Angela was inclined to vanity, but through the good example of some of her companions and the pious discourse of Mother Ann Catherine Rigden, to whom she was much attached, she gradually turned her heart to piety and decided she would “dedicate her heart to God in the religious state.” She had the happiness of having Leonard Neale as her Director, and when she was 15 he admitted her to the habit of our order on August 15, 1816, the feast of the Glorious Assumption of the Blessed Virgin, to whom this dear sister had a tender devotion. She showed much fervor, joined with a great simplicity, and applied herself earnestly to subdue the nature within her and to be perfect in obedience. In 1817 she made her religious profession on the feast of our Holy Mother, St. Jane de Chantal. She did this together with our dear sister Mary Bernardina McNantz, who died about a month after Angela did.

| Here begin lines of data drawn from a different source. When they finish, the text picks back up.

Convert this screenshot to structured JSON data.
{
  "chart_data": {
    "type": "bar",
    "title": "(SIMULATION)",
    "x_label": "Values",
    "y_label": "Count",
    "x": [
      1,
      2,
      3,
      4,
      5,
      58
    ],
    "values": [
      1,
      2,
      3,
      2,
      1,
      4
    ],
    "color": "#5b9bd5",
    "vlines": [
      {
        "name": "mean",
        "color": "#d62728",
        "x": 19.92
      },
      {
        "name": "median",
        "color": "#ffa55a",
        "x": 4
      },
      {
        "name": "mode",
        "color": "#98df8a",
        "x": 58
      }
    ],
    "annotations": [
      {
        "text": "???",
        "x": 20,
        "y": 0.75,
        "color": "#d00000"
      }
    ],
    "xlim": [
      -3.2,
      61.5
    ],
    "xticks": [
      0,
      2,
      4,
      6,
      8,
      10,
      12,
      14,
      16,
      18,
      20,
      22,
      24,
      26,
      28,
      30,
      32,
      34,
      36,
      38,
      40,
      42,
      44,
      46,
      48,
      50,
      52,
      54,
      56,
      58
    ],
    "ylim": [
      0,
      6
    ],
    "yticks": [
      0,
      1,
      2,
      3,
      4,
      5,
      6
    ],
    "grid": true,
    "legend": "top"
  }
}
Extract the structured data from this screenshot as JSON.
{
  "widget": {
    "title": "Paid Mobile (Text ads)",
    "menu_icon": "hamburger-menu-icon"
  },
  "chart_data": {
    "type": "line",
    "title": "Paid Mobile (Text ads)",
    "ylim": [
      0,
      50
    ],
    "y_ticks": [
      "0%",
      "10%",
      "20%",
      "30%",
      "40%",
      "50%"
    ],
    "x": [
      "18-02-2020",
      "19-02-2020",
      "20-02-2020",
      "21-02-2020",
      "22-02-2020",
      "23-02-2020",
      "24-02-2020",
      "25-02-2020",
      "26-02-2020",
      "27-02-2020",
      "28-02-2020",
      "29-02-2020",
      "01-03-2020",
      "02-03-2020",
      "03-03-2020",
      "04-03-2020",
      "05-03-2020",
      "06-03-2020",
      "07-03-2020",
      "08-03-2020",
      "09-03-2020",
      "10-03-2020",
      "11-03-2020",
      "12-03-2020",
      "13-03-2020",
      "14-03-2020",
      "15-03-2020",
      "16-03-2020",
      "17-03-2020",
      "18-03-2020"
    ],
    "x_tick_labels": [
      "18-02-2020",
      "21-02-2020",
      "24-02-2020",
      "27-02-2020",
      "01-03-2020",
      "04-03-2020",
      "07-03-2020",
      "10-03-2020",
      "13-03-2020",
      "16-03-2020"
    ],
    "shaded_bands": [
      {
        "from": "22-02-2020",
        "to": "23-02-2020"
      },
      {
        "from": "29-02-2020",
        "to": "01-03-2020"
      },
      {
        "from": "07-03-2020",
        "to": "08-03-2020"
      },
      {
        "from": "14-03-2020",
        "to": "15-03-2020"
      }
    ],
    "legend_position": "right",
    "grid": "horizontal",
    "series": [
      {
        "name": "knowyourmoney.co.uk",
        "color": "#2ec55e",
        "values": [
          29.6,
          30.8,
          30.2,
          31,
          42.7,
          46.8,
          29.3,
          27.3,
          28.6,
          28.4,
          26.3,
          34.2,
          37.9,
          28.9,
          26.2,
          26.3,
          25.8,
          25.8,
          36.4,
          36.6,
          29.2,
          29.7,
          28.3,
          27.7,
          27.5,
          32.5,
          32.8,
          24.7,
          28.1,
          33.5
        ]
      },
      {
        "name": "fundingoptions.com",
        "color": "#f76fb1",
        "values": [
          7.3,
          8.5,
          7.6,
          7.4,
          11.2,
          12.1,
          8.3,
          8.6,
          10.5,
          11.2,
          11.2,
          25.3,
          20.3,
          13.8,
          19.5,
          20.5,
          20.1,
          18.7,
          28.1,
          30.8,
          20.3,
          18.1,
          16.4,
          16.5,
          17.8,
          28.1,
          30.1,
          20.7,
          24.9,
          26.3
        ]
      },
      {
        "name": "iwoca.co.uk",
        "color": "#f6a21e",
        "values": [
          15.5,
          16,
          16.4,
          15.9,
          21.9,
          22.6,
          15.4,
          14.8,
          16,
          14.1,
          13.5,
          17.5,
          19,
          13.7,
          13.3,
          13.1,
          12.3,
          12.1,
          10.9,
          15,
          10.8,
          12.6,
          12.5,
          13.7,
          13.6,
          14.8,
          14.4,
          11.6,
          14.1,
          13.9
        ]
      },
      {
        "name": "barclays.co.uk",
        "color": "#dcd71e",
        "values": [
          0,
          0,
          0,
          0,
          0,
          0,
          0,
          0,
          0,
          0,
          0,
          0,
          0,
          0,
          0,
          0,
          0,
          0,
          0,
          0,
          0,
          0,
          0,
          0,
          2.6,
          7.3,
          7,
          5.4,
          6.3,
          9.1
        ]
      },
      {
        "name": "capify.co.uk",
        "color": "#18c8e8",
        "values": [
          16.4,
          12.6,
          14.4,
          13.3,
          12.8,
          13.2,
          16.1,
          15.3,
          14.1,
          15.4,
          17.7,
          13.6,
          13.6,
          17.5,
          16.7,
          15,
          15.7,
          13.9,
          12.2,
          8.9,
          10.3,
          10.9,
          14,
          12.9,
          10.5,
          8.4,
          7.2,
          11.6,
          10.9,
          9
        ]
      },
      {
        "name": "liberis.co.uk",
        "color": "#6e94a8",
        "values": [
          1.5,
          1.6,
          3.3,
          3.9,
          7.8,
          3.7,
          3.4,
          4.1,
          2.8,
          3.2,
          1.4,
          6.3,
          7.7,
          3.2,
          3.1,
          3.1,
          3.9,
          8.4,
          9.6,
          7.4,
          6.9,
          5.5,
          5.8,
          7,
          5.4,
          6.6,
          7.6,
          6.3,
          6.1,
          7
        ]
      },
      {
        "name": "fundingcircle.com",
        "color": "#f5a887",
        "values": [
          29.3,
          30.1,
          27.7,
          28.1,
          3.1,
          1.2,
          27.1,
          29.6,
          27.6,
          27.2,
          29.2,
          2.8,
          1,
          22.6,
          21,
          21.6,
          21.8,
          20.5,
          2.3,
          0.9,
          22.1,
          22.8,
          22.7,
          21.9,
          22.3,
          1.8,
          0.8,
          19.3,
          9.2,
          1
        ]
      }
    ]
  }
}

Angela had a charitable heart, and was always mindful of the needs of others. Ever compassionate toward the sick, she would often deprive herself of her own rest for their relief. She even risked her health, especially during the illness of Mother Ann Catherine Rigden, where she paid assiduous and almost uninterrupted attention to Mother’s needs. She began to waste away, and in a few months she developed “consumption” (tuberculosis). She met her illness with courage and proof of her charity, for as weak as she was, she rose every morning with the community to assist at the hour’s meditation, attend the choir, and follow the community in everything. No one could convince her to relax in the slightest way from her accustomed duties, and she would not accept any nourishment beyond what was given to the rest of the community. Sometimes she was found in such a state that they thought she was dead, and though she increased in virtue, she decreased so much in strength that she finally yielded and allowed them to place her in the infirmary toward the end of November, 1821. Even so, she forced herself to be present at the meetings of the community as often as she could, but by the beginning of January, 1822, she was unable to leave the infirmary at all.
She was still charitable and attentive to all around her, and before anyone could put herself to the smallest inconvenience Angela would anticipate the impulse and stop her. For example, it was terribly cold on the nights prior to her death, and Angela would ask quite pointedly if the attending sisters had provided for themselves against the cold. She would not be content, even up to the very night of her death, until she was assured that they had taken care of themselves as she desired. Three months before her 21st birthday, “[s]he breathed forth her free soul into the hands of its maker with the peace and tranquility of an angel on the 11th day of January, 1822, having enjoyed her perfect presence of mind to the very last gasp.” She held the rank of choir sister, and had served the community in the offices of Sacristan Vigilant, and Assistant at the school.